Ada and Corinne (Iron Cast by Destiny Soria)
Author Destiny Soria has done something wildly different with every successive book, but I still feel a particular love for her debut, Iron Cast, a YA novel set in Prohibition-era Boston, but with magic. Best friends Ada and Corinne work together to create dubiously legal magical illusions at a gangster’s night club, knowing that their careers may come to an abrupt end if Prohibition is passed and the club shuttered. The girls come from different worlds—Corinne is an heiress, and Ada the daughter of impoverished immigrants—but they trust and depend on each other more than anything. Even as we see them in other relationships, including romantic ones, they are both clear on the fact that they will always be each other’s top priority.
Buffy and Willow (Buffy the Vampire Slayer)

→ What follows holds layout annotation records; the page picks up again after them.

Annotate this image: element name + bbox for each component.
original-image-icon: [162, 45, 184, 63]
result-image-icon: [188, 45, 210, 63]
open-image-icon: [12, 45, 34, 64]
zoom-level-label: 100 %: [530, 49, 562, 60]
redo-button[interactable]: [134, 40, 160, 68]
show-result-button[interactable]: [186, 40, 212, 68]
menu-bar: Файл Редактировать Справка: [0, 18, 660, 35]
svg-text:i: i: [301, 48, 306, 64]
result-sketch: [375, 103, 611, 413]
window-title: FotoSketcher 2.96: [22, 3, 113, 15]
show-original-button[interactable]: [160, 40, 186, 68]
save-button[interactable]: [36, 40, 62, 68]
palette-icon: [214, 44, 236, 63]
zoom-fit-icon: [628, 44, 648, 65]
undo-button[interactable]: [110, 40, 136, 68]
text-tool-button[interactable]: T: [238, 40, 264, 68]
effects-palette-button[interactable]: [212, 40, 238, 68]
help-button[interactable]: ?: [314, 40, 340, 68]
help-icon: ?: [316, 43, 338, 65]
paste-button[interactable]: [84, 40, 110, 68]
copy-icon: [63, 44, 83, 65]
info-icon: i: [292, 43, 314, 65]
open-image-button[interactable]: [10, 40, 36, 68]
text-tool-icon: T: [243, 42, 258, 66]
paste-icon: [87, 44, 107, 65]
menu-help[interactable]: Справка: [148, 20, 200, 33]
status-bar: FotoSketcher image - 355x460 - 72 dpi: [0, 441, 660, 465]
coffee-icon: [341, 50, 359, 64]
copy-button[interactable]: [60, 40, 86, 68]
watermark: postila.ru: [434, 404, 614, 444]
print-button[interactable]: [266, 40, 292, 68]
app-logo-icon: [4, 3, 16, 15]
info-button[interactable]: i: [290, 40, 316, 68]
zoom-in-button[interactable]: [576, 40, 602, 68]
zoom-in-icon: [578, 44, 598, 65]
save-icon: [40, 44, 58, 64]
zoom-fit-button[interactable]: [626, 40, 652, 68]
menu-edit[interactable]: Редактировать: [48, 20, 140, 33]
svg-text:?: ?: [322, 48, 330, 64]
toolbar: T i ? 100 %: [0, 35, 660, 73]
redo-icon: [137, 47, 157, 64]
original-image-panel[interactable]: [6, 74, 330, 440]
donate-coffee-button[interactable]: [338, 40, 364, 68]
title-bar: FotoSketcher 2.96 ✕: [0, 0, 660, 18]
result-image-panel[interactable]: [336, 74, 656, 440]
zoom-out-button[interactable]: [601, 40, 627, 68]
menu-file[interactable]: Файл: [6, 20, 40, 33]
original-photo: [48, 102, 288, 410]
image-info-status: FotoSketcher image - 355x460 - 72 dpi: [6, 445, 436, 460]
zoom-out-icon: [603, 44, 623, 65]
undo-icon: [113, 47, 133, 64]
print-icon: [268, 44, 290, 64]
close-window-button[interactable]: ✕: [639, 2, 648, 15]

Buffy’s friendship with Willow forms one of the pillars of Buffy the Vampire Slayer’s seven seasons, to the extent that I was tearing up while brainstorming their best friendship moments. Willow anxiously coming out to Buffy in their dorm room, and Buffy checking herself to make sure she’s providing the support Willow needs? The season 3 intervention where Willow anxiously says, “Giles, no one’s using the I statements!” Willow giving Buffy the highlights of her kidnapping by Faith? The moment in “Family” where you briefly think Buffy isn’t going to side with Willow, but then she swings her whole body around to defend Tara against her shitty dad? I had to pause writing this column just now to watch that scene from “Family” again because I love it so much. Friendship is beautiful. I’m a hair-puller.
What are your favorite friendships between women in SFF? And have you ever managed to remain dry-eyed while Willow Rosenberg cries?